Tuesday, May 14, 2013

In love.

My hands were shaking today. I was tired. I am so tired of this. I sat at school, mad at the people around me, reciting poetry and reading 1 John so I wouldn't be so mad. But I was. I was so mad.
I am so tired of people giving up.
Three people today, in three different classes, at three different times said what I can't even imagine saying.
They all denied God.

I wonder sometimes if the people who give Him up ever actually had Him.

See, my entire life is devoted to making and building and finding beautiful things. It's demanded of me. Because my whole life is devoted to a Creator who whispers that and presses it into me every morning. Something beautiful, He says. And so I go. I spend all of my seconds looking for the beautiful. 
When you have Jesus, when you really have Him, there's no turning back. It's a love so full and swollen and perfect, I really can't explain it in words.
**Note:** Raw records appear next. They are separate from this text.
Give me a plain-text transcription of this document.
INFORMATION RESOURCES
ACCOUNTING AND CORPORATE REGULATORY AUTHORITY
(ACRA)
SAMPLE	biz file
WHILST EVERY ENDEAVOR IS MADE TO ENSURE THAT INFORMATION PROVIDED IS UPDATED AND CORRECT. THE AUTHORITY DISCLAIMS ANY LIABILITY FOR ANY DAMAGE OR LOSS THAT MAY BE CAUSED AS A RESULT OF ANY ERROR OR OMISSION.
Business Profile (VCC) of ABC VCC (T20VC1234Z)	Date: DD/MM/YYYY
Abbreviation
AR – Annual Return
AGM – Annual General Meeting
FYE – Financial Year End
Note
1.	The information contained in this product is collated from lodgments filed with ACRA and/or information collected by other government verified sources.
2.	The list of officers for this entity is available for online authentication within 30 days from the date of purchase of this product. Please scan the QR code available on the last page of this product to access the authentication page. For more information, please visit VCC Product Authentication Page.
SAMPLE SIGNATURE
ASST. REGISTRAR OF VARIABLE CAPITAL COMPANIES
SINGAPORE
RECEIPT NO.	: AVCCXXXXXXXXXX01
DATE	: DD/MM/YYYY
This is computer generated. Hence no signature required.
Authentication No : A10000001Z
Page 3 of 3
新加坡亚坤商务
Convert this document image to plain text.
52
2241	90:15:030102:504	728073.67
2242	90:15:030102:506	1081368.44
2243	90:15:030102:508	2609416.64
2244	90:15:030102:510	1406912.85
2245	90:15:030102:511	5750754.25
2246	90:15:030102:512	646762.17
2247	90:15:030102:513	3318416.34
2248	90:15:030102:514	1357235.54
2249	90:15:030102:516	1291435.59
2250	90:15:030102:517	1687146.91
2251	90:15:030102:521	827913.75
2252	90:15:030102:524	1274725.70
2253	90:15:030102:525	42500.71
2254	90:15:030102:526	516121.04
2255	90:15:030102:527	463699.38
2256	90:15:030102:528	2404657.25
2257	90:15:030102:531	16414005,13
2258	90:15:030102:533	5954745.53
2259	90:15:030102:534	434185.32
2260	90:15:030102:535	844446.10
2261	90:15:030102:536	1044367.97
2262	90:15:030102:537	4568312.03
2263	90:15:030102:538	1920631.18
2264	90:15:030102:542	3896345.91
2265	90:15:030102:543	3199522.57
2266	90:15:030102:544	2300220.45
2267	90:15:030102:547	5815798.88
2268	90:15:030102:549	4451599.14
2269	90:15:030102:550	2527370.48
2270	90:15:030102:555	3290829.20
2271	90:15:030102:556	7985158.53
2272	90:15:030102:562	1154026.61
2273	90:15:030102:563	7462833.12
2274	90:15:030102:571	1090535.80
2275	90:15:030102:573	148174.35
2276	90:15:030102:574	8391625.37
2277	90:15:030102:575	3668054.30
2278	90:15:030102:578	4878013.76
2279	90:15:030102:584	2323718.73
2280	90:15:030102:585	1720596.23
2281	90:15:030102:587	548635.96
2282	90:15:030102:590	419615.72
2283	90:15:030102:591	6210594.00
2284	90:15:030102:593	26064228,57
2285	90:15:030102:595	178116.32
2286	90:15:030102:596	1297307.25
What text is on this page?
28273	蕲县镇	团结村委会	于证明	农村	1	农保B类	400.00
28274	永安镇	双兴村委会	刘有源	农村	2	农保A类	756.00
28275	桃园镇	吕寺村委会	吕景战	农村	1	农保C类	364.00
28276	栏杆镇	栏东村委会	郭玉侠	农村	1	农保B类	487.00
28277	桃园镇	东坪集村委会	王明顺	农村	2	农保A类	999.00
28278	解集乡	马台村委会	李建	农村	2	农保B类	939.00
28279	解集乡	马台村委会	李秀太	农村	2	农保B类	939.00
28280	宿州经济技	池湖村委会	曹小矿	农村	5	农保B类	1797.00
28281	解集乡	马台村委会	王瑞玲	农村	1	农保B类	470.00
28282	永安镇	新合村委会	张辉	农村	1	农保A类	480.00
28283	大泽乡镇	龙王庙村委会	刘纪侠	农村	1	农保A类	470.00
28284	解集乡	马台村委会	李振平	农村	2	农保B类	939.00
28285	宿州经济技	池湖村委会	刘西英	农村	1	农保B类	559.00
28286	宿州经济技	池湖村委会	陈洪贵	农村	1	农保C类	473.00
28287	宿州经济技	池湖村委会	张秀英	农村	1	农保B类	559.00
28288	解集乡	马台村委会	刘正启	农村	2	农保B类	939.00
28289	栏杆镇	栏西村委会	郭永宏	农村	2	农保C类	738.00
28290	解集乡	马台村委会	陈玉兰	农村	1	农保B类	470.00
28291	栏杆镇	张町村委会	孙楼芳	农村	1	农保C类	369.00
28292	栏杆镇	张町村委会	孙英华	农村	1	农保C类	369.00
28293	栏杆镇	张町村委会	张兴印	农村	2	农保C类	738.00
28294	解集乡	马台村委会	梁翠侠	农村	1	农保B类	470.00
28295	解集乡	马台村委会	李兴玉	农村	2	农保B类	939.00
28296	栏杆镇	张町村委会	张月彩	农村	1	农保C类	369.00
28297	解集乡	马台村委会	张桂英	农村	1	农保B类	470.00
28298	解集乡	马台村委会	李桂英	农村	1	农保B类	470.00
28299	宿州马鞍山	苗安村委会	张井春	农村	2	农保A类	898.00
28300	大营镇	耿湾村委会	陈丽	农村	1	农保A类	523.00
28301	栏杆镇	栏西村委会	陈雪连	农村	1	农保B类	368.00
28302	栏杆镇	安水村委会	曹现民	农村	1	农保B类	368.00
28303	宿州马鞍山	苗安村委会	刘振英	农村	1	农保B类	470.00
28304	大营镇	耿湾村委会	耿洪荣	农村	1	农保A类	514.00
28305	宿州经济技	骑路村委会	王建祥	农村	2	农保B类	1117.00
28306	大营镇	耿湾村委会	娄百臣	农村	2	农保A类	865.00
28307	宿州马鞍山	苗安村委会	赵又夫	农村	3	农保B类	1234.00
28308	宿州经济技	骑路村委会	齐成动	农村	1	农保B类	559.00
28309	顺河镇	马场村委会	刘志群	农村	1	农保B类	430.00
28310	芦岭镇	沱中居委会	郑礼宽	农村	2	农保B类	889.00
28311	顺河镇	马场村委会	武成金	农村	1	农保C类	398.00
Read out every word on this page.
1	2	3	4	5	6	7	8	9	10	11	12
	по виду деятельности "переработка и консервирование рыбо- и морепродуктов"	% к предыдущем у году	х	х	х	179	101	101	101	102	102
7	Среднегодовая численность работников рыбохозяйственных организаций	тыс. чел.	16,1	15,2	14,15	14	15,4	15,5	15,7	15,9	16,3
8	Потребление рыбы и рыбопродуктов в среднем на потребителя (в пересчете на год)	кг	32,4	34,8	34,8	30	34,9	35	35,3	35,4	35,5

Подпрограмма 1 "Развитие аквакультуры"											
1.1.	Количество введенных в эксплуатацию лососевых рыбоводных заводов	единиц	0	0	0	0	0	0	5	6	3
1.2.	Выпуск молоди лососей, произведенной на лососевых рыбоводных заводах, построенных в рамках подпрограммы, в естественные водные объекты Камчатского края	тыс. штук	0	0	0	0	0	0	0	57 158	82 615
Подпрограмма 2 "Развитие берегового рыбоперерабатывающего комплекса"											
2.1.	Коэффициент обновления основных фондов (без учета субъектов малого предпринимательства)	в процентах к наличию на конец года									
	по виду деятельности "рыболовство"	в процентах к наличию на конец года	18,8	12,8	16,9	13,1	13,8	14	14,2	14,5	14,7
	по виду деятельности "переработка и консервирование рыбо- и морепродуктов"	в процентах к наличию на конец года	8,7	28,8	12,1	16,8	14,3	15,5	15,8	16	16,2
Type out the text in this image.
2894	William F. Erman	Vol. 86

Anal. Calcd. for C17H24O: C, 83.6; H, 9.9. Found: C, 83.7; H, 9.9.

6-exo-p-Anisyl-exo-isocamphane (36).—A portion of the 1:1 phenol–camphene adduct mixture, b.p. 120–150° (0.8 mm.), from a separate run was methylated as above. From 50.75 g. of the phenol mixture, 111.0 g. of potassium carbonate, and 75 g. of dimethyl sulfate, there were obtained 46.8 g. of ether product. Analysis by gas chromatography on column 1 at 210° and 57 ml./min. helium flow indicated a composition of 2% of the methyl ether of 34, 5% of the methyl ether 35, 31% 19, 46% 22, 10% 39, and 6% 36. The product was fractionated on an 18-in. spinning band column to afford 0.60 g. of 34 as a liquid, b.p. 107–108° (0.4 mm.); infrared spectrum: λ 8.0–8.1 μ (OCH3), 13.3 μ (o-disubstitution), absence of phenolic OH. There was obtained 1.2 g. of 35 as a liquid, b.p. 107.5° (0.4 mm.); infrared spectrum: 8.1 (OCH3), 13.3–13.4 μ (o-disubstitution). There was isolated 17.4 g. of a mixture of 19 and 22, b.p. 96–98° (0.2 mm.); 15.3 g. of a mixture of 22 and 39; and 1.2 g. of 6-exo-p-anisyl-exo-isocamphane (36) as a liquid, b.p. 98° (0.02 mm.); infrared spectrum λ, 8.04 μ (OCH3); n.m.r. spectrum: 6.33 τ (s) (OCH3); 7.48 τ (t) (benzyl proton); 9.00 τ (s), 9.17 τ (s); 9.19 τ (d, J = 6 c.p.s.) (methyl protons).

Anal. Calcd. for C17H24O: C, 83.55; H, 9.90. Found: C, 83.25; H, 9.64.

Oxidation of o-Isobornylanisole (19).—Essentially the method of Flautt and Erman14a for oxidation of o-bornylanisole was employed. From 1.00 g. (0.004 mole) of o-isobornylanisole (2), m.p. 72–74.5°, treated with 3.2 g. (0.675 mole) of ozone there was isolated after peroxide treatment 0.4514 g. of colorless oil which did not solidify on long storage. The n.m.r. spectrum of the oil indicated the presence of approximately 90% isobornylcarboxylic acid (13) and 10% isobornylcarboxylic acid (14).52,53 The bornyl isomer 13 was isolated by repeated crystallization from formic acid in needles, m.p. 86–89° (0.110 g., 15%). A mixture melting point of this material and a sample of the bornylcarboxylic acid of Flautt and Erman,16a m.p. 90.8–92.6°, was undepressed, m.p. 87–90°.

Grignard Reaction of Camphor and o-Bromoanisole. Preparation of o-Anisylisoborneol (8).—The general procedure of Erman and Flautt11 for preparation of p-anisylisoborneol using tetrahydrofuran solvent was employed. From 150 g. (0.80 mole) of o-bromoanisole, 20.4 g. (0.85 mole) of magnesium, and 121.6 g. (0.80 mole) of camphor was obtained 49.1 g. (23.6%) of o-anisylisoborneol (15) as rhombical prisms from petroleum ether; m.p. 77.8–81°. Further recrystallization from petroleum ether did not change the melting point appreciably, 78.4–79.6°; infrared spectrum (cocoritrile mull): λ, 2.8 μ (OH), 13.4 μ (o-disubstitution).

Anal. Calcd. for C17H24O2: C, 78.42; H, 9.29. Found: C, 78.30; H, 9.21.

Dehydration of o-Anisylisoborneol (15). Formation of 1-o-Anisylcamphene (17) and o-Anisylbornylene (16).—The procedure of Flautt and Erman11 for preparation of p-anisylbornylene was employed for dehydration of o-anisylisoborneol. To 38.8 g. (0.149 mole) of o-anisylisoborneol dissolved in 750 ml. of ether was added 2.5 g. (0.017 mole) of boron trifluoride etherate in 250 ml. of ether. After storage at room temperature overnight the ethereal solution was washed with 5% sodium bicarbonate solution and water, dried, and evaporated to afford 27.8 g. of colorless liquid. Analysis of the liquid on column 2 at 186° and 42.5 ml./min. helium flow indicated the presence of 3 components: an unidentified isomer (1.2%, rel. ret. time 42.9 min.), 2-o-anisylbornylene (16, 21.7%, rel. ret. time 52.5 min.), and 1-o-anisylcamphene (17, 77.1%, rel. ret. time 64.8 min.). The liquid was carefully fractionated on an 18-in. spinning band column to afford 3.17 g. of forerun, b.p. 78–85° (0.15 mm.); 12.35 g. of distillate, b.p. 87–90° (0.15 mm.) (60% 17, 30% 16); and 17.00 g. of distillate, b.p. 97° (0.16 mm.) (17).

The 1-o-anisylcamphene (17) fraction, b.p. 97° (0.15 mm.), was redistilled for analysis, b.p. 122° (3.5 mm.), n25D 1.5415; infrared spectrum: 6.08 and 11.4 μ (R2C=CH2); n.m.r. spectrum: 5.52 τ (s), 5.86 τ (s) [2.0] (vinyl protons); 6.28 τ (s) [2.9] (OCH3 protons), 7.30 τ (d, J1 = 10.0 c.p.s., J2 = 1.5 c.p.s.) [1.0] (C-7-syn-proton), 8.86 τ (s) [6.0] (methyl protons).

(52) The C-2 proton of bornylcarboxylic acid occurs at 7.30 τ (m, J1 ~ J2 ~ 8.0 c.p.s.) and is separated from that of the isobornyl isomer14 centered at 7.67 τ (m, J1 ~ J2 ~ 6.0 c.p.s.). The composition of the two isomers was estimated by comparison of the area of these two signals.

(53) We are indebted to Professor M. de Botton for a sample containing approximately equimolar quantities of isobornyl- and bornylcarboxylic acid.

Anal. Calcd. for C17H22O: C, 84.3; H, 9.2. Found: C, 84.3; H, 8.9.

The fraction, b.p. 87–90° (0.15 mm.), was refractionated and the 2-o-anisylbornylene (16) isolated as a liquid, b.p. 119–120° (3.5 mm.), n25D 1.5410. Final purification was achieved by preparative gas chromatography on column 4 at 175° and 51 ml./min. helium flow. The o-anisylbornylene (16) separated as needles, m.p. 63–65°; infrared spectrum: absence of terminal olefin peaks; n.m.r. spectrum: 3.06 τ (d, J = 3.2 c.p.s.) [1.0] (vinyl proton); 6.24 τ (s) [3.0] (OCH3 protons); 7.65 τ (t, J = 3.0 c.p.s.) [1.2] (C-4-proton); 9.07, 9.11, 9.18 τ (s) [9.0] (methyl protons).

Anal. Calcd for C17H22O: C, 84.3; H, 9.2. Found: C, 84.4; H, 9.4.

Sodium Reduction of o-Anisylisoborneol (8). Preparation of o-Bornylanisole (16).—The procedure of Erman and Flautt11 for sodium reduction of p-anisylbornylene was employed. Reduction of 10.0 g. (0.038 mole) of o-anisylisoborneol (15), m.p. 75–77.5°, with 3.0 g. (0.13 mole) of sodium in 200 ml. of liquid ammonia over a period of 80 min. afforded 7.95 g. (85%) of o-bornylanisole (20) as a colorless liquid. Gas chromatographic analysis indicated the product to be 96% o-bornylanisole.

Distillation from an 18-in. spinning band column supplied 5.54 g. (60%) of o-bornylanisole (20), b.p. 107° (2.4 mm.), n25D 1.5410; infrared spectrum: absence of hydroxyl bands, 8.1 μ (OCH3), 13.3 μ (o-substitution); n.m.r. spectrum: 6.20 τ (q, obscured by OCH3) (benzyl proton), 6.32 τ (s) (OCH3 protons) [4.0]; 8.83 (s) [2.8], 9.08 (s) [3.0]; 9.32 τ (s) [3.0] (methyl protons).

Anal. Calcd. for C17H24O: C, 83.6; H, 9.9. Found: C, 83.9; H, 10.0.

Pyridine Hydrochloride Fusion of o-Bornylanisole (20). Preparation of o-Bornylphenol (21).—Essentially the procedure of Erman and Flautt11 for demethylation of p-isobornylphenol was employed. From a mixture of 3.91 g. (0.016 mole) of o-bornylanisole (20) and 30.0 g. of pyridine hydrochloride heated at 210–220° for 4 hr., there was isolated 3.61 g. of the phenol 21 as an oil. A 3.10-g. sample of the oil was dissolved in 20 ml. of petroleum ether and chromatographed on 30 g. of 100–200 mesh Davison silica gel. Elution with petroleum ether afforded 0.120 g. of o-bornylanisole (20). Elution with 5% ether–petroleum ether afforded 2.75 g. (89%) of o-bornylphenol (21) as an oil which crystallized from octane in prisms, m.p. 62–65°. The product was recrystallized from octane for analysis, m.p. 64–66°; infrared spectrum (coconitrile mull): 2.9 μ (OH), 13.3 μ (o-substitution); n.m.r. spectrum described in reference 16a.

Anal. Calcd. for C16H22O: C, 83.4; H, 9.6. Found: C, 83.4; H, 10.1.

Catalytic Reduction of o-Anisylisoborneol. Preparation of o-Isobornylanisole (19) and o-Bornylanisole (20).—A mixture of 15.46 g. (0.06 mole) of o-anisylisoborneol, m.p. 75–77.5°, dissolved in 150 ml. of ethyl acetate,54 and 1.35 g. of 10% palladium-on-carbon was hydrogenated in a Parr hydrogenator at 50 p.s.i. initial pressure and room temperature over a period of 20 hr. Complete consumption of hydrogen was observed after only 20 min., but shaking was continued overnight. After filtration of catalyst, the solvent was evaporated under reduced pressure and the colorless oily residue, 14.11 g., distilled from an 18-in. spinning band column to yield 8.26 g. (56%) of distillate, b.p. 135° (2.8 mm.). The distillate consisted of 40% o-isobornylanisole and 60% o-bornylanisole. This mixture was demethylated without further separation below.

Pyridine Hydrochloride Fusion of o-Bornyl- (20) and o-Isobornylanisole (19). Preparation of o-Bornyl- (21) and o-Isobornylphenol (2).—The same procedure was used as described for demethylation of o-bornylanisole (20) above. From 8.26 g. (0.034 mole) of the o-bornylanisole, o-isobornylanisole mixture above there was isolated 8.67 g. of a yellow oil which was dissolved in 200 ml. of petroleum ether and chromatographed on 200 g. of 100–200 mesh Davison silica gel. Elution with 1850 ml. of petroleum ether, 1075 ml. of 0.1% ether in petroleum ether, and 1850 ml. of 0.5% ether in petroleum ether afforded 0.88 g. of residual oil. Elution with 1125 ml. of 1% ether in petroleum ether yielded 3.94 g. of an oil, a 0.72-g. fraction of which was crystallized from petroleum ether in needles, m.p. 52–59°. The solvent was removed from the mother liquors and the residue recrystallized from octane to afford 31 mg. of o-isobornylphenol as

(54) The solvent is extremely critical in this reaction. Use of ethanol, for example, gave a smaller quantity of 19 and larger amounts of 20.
I can't do it justice. The comfort He offers. The peace He gives. The grace He pours out. The love He pushes on to you. The hope, oh Lord, the hope is incredible. 
Have you ever felt hope? Real hope. The kind that spills all over you and washes all of it away and pulls you when you're tired and shouts, it shouts so loud sometimes it hurts. Don't give up, it says. Don't you dare give up. And so you don't. You can't. Because you know, you understand, this life is not all that there is. 

This life is not all that there is.
This life is not all that there is.
This life is not all that there is.

Those people could not have been in love with the same Savior that I am. There is no possible way. 
I don't believe that stuff anymore.
That's what they said. And I didn't just cringe. I broke. Because how can they have had what I have and just give it all up? How can they think it so worthless now? 
How can they say that?

There are mornings when I wake up, and everything is slow. The sky is mellow with new light. My kitchen table is empty or full. I brew tea and whisper prayers. I watch the sun. I paint. I read Isaiah. And I look for the beautiful things, because it is those moments when they're the easiest to find. Those moments at my light stained kitchen table with an open leather Bible and a white porcelain tea cup and watercolour words and a fresh beginning, a day when I'm still breathing that the beauty is most obvious.
It is mornings when I am most thankful for a relationship with a God who died for me and everything I have done and ever will do and never will do and He is present then and there.
It is mornings that I love.
I worship best in the mornings, and I think, who would give this up?

For whatsoever is born of God overcometh the world: and this is the victory that overcometh the world, even our faith.
Who is he that overcometh the world, but he that believeth that Jesus is the Son of God?
1 John 5

This life is not all that there is.
I will spend every day of my life defending this faith, I promise that to you. I will be a warrior for Christ. I will be a discoverer of beautiful things, a builder of beautiful things. I will be a woman after the heart of God.
I will be in love, always.
Because this life is not all that there is.
Never forget that. Do not be consumed by your doubts and the world and other voices. Do not give up the sweetest thing you'll ever have. 
And if you've never had it, just know, there is a desperate God who is pursuing you daily. Daily. Because He is the one who claims this is not all that there is. And it's not.

There's more. 

1 comment:

  1. I love this. I especially love how you see your calling from Jesus to make beautiful things. I have been slowly learning this...to make everything I do a little more beautiful and better for Him. To bring Him into everything because He is beautiful. My pastor calls it creating shalom in the world.